We compare the performance of fine-tuning GPT-2 against training it from scratch (random initialization). The results show that fine-tuned models consistently outperform those trained from scratch, particularly when trained on HumanML3D and evaluated on MotionX. The improvement of pretrained LLM highlights the importance of text pre-training in enhancing the model’s understanding of text descriptions and improving its generalization capabilities.

C.4 Ablation of Different Loss Calculation Strategies

Table 10: Results of different loss calculation methods on the HumanML3D test set.

Loss Calculation	R@1 $\uparrow$	R@3 $\uparrow$	FID $\downarrow$	MMDist $\downarrow$
Motion Seq Loss	0.388	0.650	0.680	3.919
Whole Seq Loss	0.466	0.752	0.101	3.234

We also investigate the impact of different loss calculation strategies on model performance: We compare two strategies: 1) calculating the loss solely on the output motion tokens, and 2) calculating the loss on both the input text and the output motion tokens. As shown in Table LABEL:tab:training_obj, our results indicate that the second strategy yields better performance. This improvement compared to the first alternative is likely due to the strategy’s ability to prevent catastrophic forgetting of text understanding. Additionally, it helps mitigate overfitting to motion patterns in the training data, thereby enhancing the model’s generalization ability.

C.5 Ablation of Motion Quantization

First, we provide additional FID results on Motion-X in Figure 12. It is worth noting that while our motion quantizer performs worse than RQ-VAE on the smaller HumanML3D dataset, it surpasses both VQ and RQ when evaluated on the larger Motion-X and MotionBase benchmarks, as can be seen in Table 6. This suggests that our approach offers a greater advantage when applied to larger datasets, highlighting its improved generalization compared to previous methods.

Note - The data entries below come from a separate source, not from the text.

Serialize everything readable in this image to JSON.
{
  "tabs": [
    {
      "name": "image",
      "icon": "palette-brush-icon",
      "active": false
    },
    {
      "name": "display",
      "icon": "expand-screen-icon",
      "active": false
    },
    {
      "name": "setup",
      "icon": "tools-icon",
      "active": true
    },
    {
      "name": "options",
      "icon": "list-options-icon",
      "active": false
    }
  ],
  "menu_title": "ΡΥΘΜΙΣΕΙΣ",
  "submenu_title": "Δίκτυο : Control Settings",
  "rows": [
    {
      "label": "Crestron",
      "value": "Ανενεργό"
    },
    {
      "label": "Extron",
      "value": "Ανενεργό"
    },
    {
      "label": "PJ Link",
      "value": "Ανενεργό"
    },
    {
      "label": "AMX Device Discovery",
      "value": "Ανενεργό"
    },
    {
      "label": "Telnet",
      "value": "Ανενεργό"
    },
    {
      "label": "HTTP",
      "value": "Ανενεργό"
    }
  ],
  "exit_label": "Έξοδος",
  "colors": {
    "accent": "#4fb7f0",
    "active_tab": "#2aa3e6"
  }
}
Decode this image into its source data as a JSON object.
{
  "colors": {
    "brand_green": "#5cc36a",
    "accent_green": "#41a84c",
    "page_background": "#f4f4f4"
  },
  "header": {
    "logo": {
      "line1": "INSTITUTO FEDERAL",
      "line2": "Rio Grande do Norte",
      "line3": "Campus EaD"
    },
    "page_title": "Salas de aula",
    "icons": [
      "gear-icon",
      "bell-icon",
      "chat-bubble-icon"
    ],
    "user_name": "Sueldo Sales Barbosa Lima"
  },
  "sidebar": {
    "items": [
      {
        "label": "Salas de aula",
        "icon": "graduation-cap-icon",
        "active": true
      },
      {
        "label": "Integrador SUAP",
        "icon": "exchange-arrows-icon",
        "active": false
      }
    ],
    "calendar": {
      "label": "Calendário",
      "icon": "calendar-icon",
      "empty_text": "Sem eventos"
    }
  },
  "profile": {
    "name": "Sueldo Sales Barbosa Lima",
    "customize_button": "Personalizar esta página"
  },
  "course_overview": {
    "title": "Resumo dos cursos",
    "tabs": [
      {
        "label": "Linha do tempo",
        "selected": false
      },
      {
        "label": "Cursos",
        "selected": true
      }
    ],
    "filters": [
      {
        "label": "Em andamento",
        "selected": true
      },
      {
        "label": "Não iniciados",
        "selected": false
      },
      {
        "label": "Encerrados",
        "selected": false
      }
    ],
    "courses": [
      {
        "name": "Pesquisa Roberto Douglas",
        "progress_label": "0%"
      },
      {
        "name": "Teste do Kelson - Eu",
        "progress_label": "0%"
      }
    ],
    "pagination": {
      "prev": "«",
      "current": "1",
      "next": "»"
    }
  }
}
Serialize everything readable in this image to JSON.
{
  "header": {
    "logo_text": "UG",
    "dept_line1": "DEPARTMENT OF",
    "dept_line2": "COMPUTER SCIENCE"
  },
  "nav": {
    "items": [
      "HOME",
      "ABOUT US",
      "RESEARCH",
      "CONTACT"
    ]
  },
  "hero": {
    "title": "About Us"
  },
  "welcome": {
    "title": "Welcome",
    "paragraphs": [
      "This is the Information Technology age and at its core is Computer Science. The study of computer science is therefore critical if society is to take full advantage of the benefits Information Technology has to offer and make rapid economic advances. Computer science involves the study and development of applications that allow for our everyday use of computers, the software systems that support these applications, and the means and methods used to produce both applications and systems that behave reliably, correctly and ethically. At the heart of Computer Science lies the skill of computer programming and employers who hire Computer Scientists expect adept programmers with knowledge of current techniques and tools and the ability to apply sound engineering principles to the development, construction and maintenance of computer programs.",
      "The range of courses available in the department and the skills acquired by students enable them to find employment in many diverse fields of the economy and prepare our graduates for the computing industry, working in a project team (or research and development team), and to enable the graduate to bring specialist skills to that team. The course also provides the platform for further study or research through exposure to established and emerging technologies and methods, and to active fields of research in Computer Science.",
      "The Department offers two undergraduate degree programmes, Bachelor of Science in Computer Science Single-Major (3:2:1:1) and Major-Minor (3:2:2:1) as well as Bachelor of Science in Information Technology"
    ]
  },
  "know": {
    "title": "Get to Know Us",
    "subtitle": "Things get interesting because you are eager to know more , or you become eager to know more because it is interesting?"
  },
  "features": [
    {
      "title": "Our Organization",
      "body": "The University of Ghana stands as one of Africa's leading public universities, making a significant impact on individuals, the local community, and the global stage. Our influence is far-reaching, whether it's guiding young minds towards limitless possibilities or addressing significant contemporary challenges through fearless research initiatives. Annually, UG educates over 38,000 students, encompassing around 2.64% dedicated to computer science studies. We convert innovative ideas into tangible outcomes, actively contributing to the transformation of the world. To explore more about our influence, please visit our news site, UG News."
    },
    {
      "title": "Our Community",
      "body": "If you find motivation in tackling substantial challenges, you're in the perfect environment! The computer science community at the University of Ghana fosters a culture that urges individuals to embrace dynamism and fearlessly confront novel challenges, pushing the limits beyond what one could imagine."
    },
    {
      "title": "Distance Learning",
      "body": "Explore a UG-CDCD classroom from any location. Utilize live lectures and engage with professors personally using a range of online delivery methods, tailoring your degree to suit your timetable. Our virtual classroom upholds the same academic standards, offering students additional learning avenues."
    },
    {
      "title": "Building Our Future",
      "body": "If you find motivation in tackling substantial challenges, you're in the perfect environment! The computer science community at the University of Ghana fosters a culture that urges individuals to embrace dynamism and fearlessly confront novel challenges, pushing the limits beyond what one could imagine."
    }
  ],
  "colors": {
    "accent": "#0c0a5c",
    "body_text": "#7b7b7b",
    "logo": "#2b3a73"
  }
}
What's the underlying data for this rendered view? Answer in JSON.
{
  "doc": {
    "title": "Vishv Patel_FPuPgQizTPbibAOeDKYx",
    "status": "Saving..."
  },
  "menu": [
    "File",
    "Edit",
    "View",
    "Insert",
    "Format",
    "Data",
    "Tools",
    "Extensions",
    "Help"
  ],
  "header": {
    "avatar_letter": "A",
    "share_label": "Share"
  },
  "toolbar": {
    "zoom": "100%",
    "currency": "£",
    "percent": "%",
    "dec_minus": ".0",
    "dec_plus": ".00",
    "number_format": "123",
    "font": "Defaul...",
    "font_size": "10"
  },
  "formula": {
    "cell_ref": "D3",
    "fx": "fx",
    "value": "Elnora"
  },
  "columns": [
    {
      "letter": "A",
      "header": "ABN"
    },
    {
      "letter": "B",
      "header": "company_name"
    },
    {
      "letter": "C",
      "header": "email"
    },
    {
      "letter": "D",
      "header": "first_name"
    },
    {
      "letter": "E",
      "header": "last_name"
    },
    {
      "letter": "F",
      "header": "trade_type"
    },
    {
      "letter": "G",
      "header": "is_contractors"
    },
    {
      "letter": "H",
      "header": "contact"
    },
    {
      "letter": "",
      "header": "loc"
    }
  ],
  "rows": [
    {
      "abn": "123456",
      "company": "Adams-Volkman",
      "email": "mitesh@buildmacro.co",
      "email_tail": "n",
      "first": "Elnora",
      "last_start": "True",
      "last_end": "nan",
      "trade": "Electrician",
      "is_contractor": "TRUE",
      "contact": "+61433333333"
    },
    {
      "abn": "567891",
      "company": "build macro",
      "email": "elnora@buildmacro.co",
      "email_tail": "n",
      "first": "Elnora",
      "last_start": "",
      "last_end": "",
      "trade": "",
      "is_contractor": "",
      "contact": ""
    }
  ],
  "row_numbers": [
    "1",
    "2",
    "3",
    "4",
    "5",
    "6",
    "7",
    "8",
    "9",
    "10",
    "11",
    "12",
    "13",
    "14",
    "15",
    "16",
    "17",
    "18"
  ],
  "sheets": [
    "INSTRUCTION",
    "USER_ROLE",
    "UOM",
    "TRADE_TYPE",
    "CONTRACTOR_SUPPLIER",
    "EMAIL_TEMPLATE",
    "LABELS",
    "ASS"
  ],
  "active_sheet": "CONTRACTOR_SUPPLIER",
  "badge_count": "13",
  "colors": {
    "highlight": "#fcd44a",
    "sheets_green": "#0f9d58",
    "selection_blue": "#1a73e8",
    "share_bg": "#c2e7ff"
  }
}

To further validate the effectiveness of our 2D quantization strategy, we compare the 2D-LFQ method with its 1D counterpart (which is identical to VQ except for the quantization strategy). The results, shown in Table 11, demonstrate that 2D quantization in LFQ significantly outperforms the 1D version. This highlights the superior ability of 2D quantization to enhance the representational capacity of the motion tokenizer.

Table 11: Ablation of 2D motion quantization vs. its 1D version.

			HumanML3D		Motion-X		MotionBase
Tokenizer	#Num.	#Param.	FID $\downarrow$	MPJPE $\downarrow$	FID	MPJPE	FID	MPJPE
1D-LFQ	16384	19.43M	3.85	52.5	2.783	78.9	10.358	80.1
2D-LFQ	16384	108.35M	1.769	45.6	0.295	54.1	7.853	64.1

Appendix D Additional Quantitative Results

We provide some examples to visualize the human motions predicted by our large motion model trained on MotionBase, as illustrated in Figure 13. As can be seen, our large motion model is capable of generating motion sequences that align well with the input texts, demonstrating the effectiveness of the MotionBase dataset.